Paul Robert : « En Finlande, tout est fait pour que l’enfant se sente bien »

Un système éducatif qui place les besoins de l’enfant au coeur de son fonctionnement : c’est la description que Paul Robert, principal de collège, fait de l’école finlandaise. Un modèle pour notre pays ?

 

Dans vos analyses de l’école en Finlande, vous insistez sur l’idée que l’enfant est au centre de l’organisation du système…

Paul Robert : Oui, tout est fait pour que l’enfant se sente bien à l’école, et que l’école réponde aux besoins des enfants. Besoins intellectuels mais pas seulement : les besoins d’ordre socio-affectif ne sont pas oubliés. Les relations avec les professeurs sont beaucoup plus faciles qu’en France, les problèmes de discipline sont beaucoup moins prégnants, et la frontière entre familles et école est beaucoup moins marquée.

Revenons sur ces trois points : en quoi les relations avec les enseignants sont-elles plus simples qu’en France ?

Paul Robert : Les enseignants ont une conception totalement différente de leur métier. Ils ne se considèrent pas seulement comme porteurs d’un savoir que les enfants doivent acquérir d’eux, mais se soucient de la façon dont les élèves vont acquérir ce savoir. En termes de pratiques pédagogiques, cela se traduit par une posture différente de l’enseignant : il se place dans le côte à côte avec l’enfant, dans l’accompagnement vers l’acquisition des savoirs, la sollicitude. De même, rien de ce qui concerne l’enfant ne lui est étranger : il n’y a pas de césure entre le domaine des savoirs et le domaine éducatif au sens large. C’est très vrai à l’école fondamentale, qui s’adresse aux enfants de 7 à 16 ans, et souvent encore au lycée. Cette bienveillance se traduit aussi dans l’évaluation, dont on sait qu’elle est un facteur de création artificielle de l’échec scolaire. La Finlande a supprimé toute évaluation chiffrée jusqu’à un âge avancé – vers 12 ou 13 ans la plupart du temps – ce qui n’empêche pas la Finlande de caracoler en tête de toutes les évaluations internationales type PISA.

Cette posture des enseignants expliquerait le faible nombre de problèmes de disciplines ?

Paul Robert : De façon générale, les élèves sont très libres d’être eux-mêmes, qu’il s’agisse de la tenue vestimentaire ou de la circulation dans l’établissement. Il faut dire aussi que les établissements sont spacieux, agréables, sans clôture, ouverts sur l’environnement extérieur. Les relations sont, dans l’ensemble, aussi très agréables entre les enfants.

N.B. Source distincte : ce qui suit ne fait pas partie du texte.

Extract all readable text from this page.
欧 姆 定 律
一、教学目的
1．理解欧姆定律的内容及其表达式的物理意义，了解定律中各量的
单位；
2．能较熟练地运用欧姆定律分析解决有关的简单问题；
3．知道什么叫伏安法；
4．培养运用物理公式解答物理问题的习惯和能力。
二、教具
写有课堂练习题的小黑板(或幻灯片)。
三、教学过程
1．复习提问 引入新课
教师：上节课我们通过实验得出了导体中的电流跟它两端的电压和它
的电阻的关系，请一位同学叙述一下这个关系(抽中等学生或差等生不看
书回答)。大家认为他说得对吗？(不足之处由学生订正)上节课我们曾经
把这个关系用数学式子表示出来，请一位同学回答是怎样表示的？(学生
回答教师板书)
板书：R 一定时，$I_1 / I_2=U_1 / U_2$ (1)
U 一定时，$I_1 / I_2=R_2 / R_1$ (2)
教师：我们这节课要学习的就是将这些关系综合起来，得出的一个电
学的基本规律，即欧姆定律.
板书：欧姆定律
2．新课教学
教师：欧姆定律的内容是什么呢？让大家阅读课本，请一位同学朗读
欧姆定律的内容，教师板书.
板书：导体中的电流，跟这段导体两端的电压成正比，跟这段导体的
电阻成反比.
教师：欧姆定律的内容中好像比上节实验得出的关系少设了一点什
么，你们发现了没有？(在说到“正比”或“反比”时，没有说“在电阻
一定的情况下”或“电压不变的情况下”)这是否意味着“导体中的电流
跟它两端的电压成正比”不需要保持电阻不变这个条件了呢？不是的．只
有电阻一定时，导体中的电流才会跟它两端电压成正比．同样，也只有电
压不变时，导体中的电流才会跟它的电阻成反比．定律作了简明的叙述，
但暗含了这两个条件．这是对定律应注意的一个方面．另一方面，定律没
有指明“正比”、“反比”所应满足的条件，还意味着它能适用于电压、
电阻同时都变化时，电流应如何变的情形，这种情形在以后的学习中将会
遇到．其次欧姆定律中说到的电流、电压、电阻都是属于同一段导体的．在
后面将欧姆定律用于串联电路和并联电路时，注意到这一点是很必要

Cela n’exclut pas l’existence, ici ou là, des formes de harcèlement entre pairs (« school bullying »), mais des programmes de prévention ont été développées pour éviter ces phénomènes – d’autant que la Finlande a été marquée par deux massacres commis par des jeunes scolarisés en lycée.

En quoi la place des familles est-elle différente en Finlande, comparée à la France ?

Paul Robert : Les parents ont une place prépondérante dans ce qui serait en France les conseils d’administration, avec 50% des sièges. Ils participent au recrutement des enseignants dans beaucoup d’établissements (le système éducatif laisse une large autonomie à chaque établissement, NDLR). De façon générale, ils sont considérés comme co-éducateurs et prennent toute leur place à l’école ; il n’y a pas cette méfiance envers les parents que l’on peut retrouver en France, et le dialogue avec les enseignants est constant – y compris via des moyens technologiques pour prévenir des absences ou des problèmes de comportement par exemple.

Un pays idéal alors, sans ce qu’on appellerait en France « des parents démissionnaires » ?

Paul Robert : Bien sûr, la Finlande connaît en ce moment une évolution sociale qui produit plus de familles déstructurées, ou des familles monoparentales. Mais l’idée est de régler les problèmes par le dialogue avant tout, pas par la répression.